Jason Robins takes aim at DraftKings short sellers over shareprice drops
DraftKings CEO provokes market with tweets suggesting he is “on a mission” to make sellers regret dumping sportsbook goliath’s stock

DraftKings CEO Jason Robins has fired an opening salvo at short sellers of the firm’s stock, suggesting he is “on a mission” to make shareholders regret selling DraftKings stock.
Taking to Twitter, the outspoken Robins ignited social media with a strongly worded tweet outlining his thoughts on DraftKings stock price, which has fluctuated wildly over the last 12-18 months.
If you sold #DKNG today, just be aware that my team and I are on a mission to make you regret that decision more than any other decision you’ve ever made in your life
— Jason Robins (@JasonDRobins) March 9, 2022
Robins provoked the ire of observers, with many labelling his tweets hypocritical, amid share sales by senior DraftKings executives, while others defended the DraftKings CEO.
Also what about those who sold just 1-3 weeks ago? Are you and your team going to make them regret that decision more than any other decision made in their lives? Does that include insiders who sold? $DKNG pic.twitter.com/YMX2aHN2bh
— Mike Dzikowski (@MikeDzikowski) March 9, 2022
https://twitter.com/MajorStocks/status/1501370332900302852
Others questioned DraftKings’ substantive operational losses, losses which increased to $368.7m during Q4 2021, with marketing costs rising to $588.8m.
https://twitter.com/dude_sparta/status/1501367161540907017
According to data provided as part of DraftKings Rule 10b5-1 SEC return, Robins has himself sold more than 2.3 million shares in DraftKings since May 2021, at a profit of $114m.
DraftKings has come under significant investor scrutiny over the last 12 months, with New York-based analysis firm and short seller Hindenburg Research triggering a raft of class action lawsuits after it published a 287-page report into alleged illegal activity by its SB Tech subsidiary.
The sportsbook operator’s conduct in the run up to its SPAC merger deal is also the subject of an SEC investigation, with additional lawsuits being launched into its $18bn Golden Nugget Online Gaming acquisition.
DraftKings market cap value has fluctuated dramatically throughout 2021 and into 2022, with its value dropping from a high of $31.84bn in September 2020 to just $7.27bn on March 10.

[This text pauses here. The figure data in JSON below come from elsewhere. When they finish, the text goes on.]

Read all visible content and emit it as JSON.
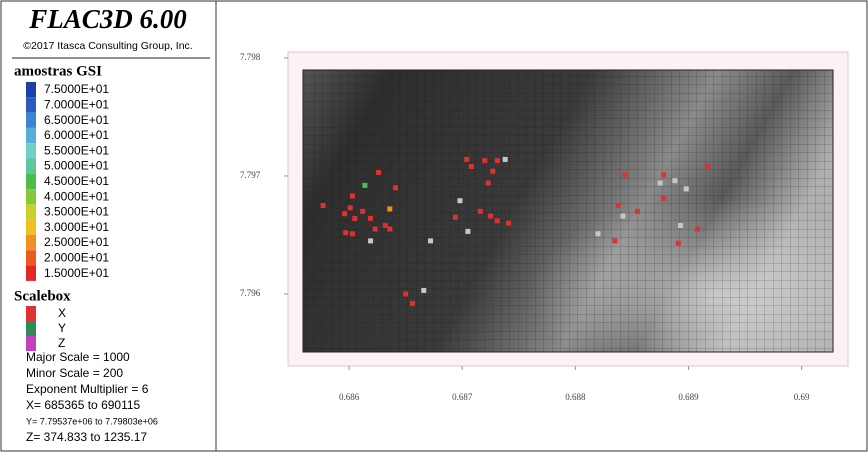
{
  "header": {
    "title": "FLAC3D 6.00",
    "copyright": "©2017 Itasca Consulting Group, Inc."
  },
  "legend": {
    "title": "amostras GSI",
    "entries": [
      {
        "label": "7.5000E+01",
        "color": "#1f3fa8"
      },
      {
        "label": "7.0000E+01",
        "color": "#2a5cc0"
      },
      {
        "label": "6.5000E+01",
        "color": "#3a86d0"
      },
      {
        "label": "6.0000E+01",
        "color": "#55b0d8"
      },
      {
        "label": "5.5000E+01",
        "color": "#6fd0c8"
      },
      {
        "label": "5.0000E+01",
        "color": "#5cc89a"
      },
      {
        "label": "4.5000E+01",
        "color": "#4cbc4c"
      },
      {
        "label": "4.0000E+01",
        "color": "#86c83a"
      },
      {
        "label": "3.5000E+01",
        "color": "#c8d030"
      },
      {
        "label": "3.0000E+01",
        "color": "#f0c020"
      },
      {
        "label": "2.5000E+01",
        "color": "#f09020"
      },
      {
        "label": "2.0000E+01",
        "color": "#ec5a20"
      },
      {
        "label": "1.5000E+01",
        "color": "#e02828"
      }
    ]
  },
  "scalebox": {
    "title": "Scalebox",
    "axes": [
      {
        "label": "X",
        "color": "#e03030"
      },
      {
        "label": "Y",
        "color": "#2e8b57"
      },
      {
        "label": "Z",
        "color": "#c040c0"
      }
    ],
    "lines": [
      "Major Scale = 1000",
      "Minor Scale = 200",
      "Exponent Multiplier = 6",
      "X= 685365 to 690115",
      "Y= 7.79537e+06 to 7.79803e+06",
      "Z= 374.833 to 1235.17"
    ]
  },
  "plot": {
    "xlim": [
      0.68546,
      0.69041
    ],
    "ylim": [
      7.79539,
      7.79805
    ],
    "xticks": [
      0.686,
      0.687,
      0.688,
      0.689,
      0.69
    ],
    "yticks": [
      7.798,
      7.797,
      7.796
    ],
    "points": [
      {
        "x": 0.68603,
        "y": 7.79683,
        "color": "#e03030"
      },
      {
        "x": 0.68601,
        "y": 7.79673,
        "color": "#e03030"
      },
      {
        "x": 0.68596,
        "y": 7.79668,
        "color": "#e03030"
      },
      {
        "x": 0.68605,
        "y": 7.79664,
        "color": "#e03030"
      },
      {
        "x": 0.68597,
        "y": 7.79652,
        "color": "#e03030"
      },
      {
        "x": 0.68603,
        "y": 7.79651,
        "color": "#e03030"
      },
      {
        "x": 0.68612,
        "y": 7.7967,
        "color": "#e03030"
      },
      {
        "x": 0.68619,
        "y": 7.79664,
        "color": "#e03030"
      },
      {
        "x": 0.68623,
        "y": 7.79655,
        "color": "#e03030"
      },
      {
        "x": 0.68632,
        "y": 7.79658,
        "color": "#e03030"
      },
      {
        "x": 0.68636,
        "y": 7.79655,
        "color": "#e03030"
      },
      {
        "x": 0.68626,
        "y": 7.79703,
        "color": "#e03030"
      },
      {
        "x": 0.68641,
        "y": 7.7969,
        "color": "#e03030"
      },
      {
        "x": 0.68636,
        "y": 7.79672,
        "color": "#f09020"
      },
      {
        "x": 0.6865,
        "y": 7.796,
        "color": "#e03030"
      },
      {
        "x": 0.68656,
        "y": 7.79592,
        "color": "#e03030"
      },
      {
        "x": 0.68666,
        "y": 7.79603,
        "color": "#c8c8c8"
      },
      {
        "x": 0.68672,
        "y": 7.79645,
        "color": "#c8c8c8"
      },
      {
        "x": 0.68694,
        "y": 7.79665,
        "color": "#e03030"
      },
      {
        "x": 0.68704,
        "y": 7.79714,
        "color": "#e03030"
      },
      {
        "x": 0.68708,
        "y": 7.79708,
        "color": "#e03030"
      },
      {
        "x": 0.6872,
        "y": 7.79713,
        "color": "#e03030"
      },
      {
        "x": 0.68727,
        "y": 7.79704,
        "color": "#e03030"
      },
      {
        "x": 0.68723,
        "y": 7.79694,
        "color": "#e03030"
      },
      {
        "x": 0.68731,
        "y": 7.79713,
        "color": "#e03030"
      },
      {
        "x": 0.68738,
        "y": 7.79714,
        "color": "#c8c8c8"
      },
      {
        "x": 0.68725,
        "y": 7.79666,
        "color": "#e03030"
      },
      {
        "x": 0.68731,
        "y": 7.79662,
        "color": "#e03030"
      },
      {
        "x": 0.68741,
        "y": 7.7966,
        "color": "#e03030"
      },
      {
        "x": 0.68716,
        "y": 7.7967,
        "color": "#e03030"
      },
      {
        "x": 0.68705,
        "y": 7.79653,
        "color": "#c8c8c8"
      },
      {
        "x": 0.68698,
        "y": 7.79679,
        "color": "#c8c8c8"
      },
      {
        "x": 0.68844,
        "y": 7.79701,
        "color": "#e03030"
      },
      {
        "x": 0.68838,
        "y": 7.79675,
        "color": "#e03030"
      },
      {
        "x": 0.68842,
        "y": 7.79666,
        "color": "#c8c8c8"
      },
      {
        "x": 0.68855,
        "y": 7.7967,
        "color": "#e03030"
      },
      {
        "x": 0.68835,
        "y": 7.79645,
        "color": "#e03030"
      },
      {
        "x": 0.68875,
        "y": 7.79694,
        "color": "#c8c8c8"
      },
      {
        "x": 0.68878,
        "y": 7.79681,
        "color": "#e03030"
      },
      {
        "x": 0.68888,
        "y": 7.79696,
        "color": "#c8c8c8"
      },
      {
        "x": 0.68898,
        "y": 7.79689,
        "color": "#c8c8c8"
      },
      {
        "x": 0.68893,
        "y": 7.79658,
        "color": "#c8c8c8"
      },
      {
        "x": 0.68891,
        "y": 7.79643,
        "color": "#e03030"
      },
      {
        "x": 0.68908,
        "y": 7.79655,
        "color": "#e03030"
      },
      {
        "x": 0.68917,
        "y": 7.79708,
        "color": "#e03030"
      },
      {
        "x": 0.68878,
        "y": 7.79701,
        "color": "#e03030"
      },
      {
        "x": 0.68577,
        "y": 7.79675,
        "color": "#e03030"
      },
      {
        "x": 0.68619,
        "y": 7.79645,
        "color": "#c8c8c8"
      },
      {
        "x": 0.6882,
        "y": 7.79651,
        "color": "#c8c8c8"
      },
      {
        "x": 0.68614,
        "y": 7.79692,
        "color": "#4cbc4c"
      }
    ]
  }
}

Robins recently defended the firm’s strategy at its investor day, suggesting that its earliest five sportsbook states would become profit positive during 2022.
However, his comments fell largely flat with investors, triggering a decline in the firm’s share price, slumps in parallel to a number of igaming and sports betting operators across the US market who have all experienced drops following a decline in investor confidence.
Robins is no stranger to stirring controversy on social media and provoked a Twitter furore after slamming bettors who “manipulated the sports betting ecosystem” in December 2021, comments made in a speech at a Canaccord Genuity Group investor summit.
These comments also caused drops in the firm’s share price.